Entre psychologue, psychiatre, psychothérapeute, psychopraticien… il n’est pas toujours évident de s’y retrouver. Pourtant, chacun de ces professionnels joue un rôle important dans l’accompagnement de la souffrance psychique.
Voici un éclairage pour mieux comprendre leurs différences – et leurs complémentarités.
Le psychologue : un professionnel diplômé d’université
Le psychologue est titulaire d’un master universitaire en psychologie (bac +5).
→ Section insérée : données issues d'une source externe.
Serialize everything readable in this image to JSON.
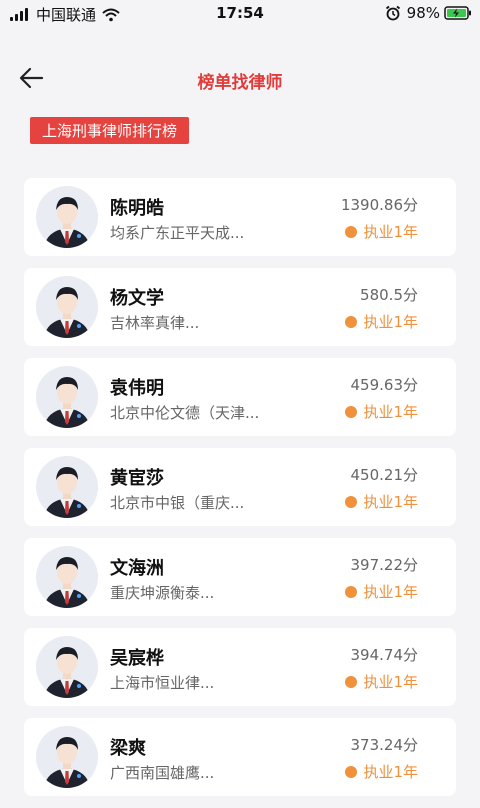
{
  "status": {
    "carrier": "中国联通",
    "time": "17:54",
    "battery": "98%",
    "icons": [
      "signal-icon",
      "wifi-icon",
      "alarm-icon",
      "battery-charging-icon"
    ]
  },
  "nav": {
    "title": "榜单找律师",
    "back_icon": "back-arrow-icon"
  },
  "rank_title": "上海刑事律师排行榜",
  "lawyers": [
    {
      "name": "陈明皓",
      "firm": "均系广东正平天成...",
      "score": "1390.86分",
      "experience": "执业1年"
    },
    {
      "name": "杨文学",
      "firm": "吉林率真律...",
      "score": "580.5分",
      "experience": "执业1年"
    },
    {
      "name": "袁伟明",
      "firm": "北京中伦文德（天津...",
      "score": "459.63分",
      "experience": "执业1年"
    },
    {
      "name": "黄宦莎",
      "firm": "北京市中银（重庆...",
      "score": "450.21分",
      "experience": "执业1年"
    },
    {
      "name": "文海洲",
      "firm": "重庆坤源衡泰...",
      "score": "397.22分",
      "experience": "执业1年"
    },
    {
      "name": "吴宸桦",
      "firm": "上海市恒业律...",
      "score": "394.74分",
      "experience": "执业1年"
    },
    {
      "name": "梁爽",
      "firm": "广西南国雄鹰...",
      "score": "373.24分",
      "experience": "执业1年"
    }
  ],
  "colors": {
    "accent": "#e5433f",
    "experience": "#f0913c"
  }
}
Il a étudié le fonctionnement psychique, les mécanismes de la relation humaine et la conduite d’entretien thérapeutique.
S’il exerce en cabinet ou en institution dans un cadre de psychothérapie, on parle souvent de psychologue clinicien.
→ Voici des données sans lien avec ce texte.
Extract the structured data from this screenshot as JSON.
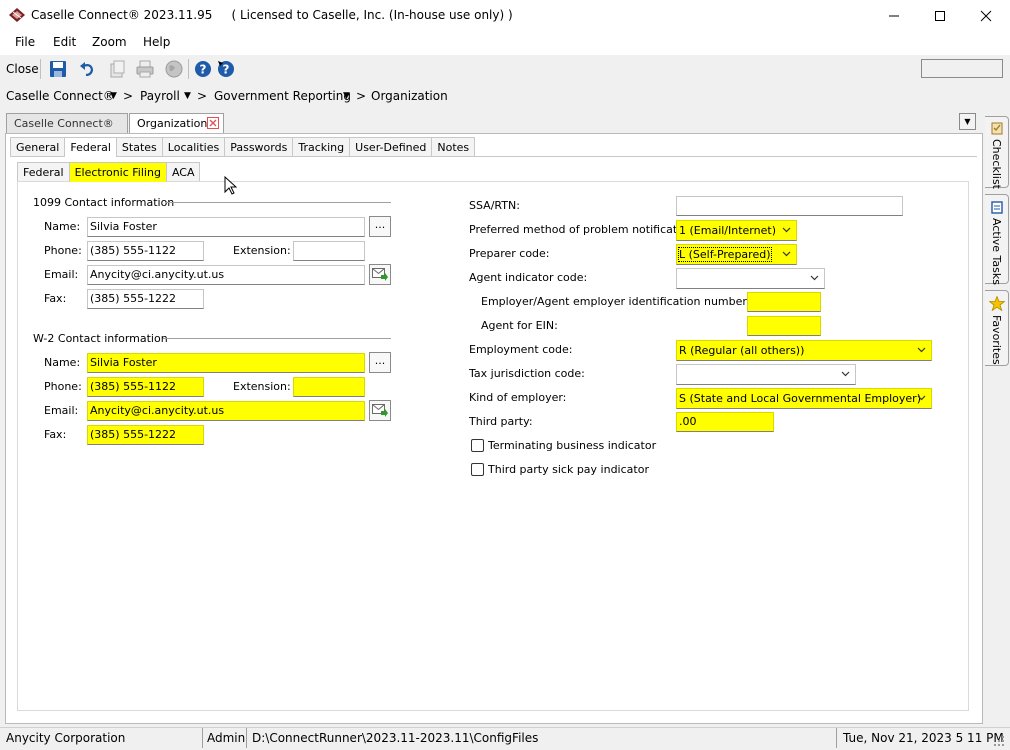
{
  "window": {
    "title": "Caselle Connect® 2023.11.95     ( Licensed to Caselle, Inc. (In-house use only) )"
  },
  "menu": [
    "File",
    "Edit",
    "Zoom",
    "Help"
  ],
  "toolbar": {
    "close_label": "Close",
    "icons": [
      "save-icon",
      "undo-icon",
      "copy-document-icon",
      "print-icon",
      "globe-icon",
      "help-icon",
      "whats-this-help-icon"
    ]
  },
  "breadcrumb": {
    "items": [
      "Caselle Connect®",
      "Payroll",
      "Government Reporting",
      "Organization"
    ],
    "separator": ">"
  },
  "doc_tabs": [
    "Caselle Connect®",
    "Organization"
  ],
  "tabs": [
    "General",
    "Federal",
    "States",
    "Localities",
    "Passwords",
    "Tracking",
    "User-Defined",
    "Notes"
  ],
  "subtabs": [
    "Federal",
    "Electronic Filing",
    "ACA"
  ],
  "contact_1099": {
    "title": "1099 Contact information",
    "name_label": "Name:",
    "name": "Silvia Foster",
    "phone_label": "Phone:",
    "phone": "(385) 555-1122",
    "extension_label": "Extension:",
    "extension": "",
    "email_label": "Email:",
    "email": "Anycity@ci.anycity.ut.us",
    "fax_label": "Fax:",
    "fax": "(385) 555-1222"
  },
  "contact_w2": {
    "title": "W-2 Contact information",
    "name_label": "Name:",
    "name": "Silvia Foster",
    "phone_label": "Phone:",
    "phone": "(385) 555-1122",
    "extension_label": "Extension:",
    "extension": "",
    "email_label": "Email:",
    "email": "Anycity@ci.anycity.ut.us",
    "fax_label": "Fax:",
    "fax": "(385) 555-1222"
  },
  "dots_label": "...",
  "right": {
    "ssa_label": "SSA/RTN:",
    "ssa": "",
    "notify_label": "Preferred method of problem notification:",
    "notify": "1 (Email/Internet)",
    "preparer_label": "Preparer code:",
    "preparer": "L (Self-Prepared)",
    "agent_label": "Agent indicator code:",
    "agent": "",
    "ein_label": "Employer/Agent employer identification number (EIN):",
    "ein": "",
    "agent_ein_label": "Agent for EIN:",
    "agent_ein": "",
    "employment_label": "Employment code:",
    "employment": "R (Regular (all others))",
    "jurisdiction_label": "Tax jurisdiction code:",
    "jurisdiction": "",
    "kind_label": "Kind of employer:",
    "kind": "S (State and Local Governmental Employer)",
    "third_party_label": "Third party:",
    "third_party": ".00",
    "terminating_label": "Terminating business indicator",
    "sick_pay_label": "Third party sick pay indicator"
  },
  "side_tabs": [
    "Checklist",
    "Active Tasks",
    "Favorites"
  ],
  "status": {
    "org": "Anycity Corporation",
    "user": "Admin",
    "path": "D:\\ConnectRunner\\2023.11-2023.11\\ConfigFiles",
    "datetime": "Tue, Nov 21, 2023 5 11 PM"
  },
  "colors": {
    "highlight": "#ffff00",
    "accent_blue": "#1e5ba8"
  }
}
Il existe d’autres spécialisations : psychologue scolaire, du travail, neuropsychologue, etc.
Tous ne font pas de thérapie, mais tous sont formés à une évaluation psychologique rigoureuse.
Le psychiatre : le spécialiste médical de la santé mentale
Le psychiatre est un médecin. Après avoir étudié la médecine, il s’est spécialisé dans les troubles psychiatriques. Il est le seul à pouvoir poser un diagnostic médical, prescrire des traitements médicamenteux (comme les antidépresseurs ou anxiolytiques) et établir un suivi médical en lien avec la santé mentale.
Certains psychiatres pratiquent aussi la psychothérapie, mais ce n’est pas toujours le cas.

Le psychopraticien : un professionnel formé à la relation d’aide
Le psychopraticien est un praticien formé à l’accompagnement psychologique via des écoles privées spécialisées.
De nombreux psychopraticiens suivent des formations longues, sérieuses et exigeantes, incluant théorie, pratique supervisée, travail thérapeutique personnel et déontologie.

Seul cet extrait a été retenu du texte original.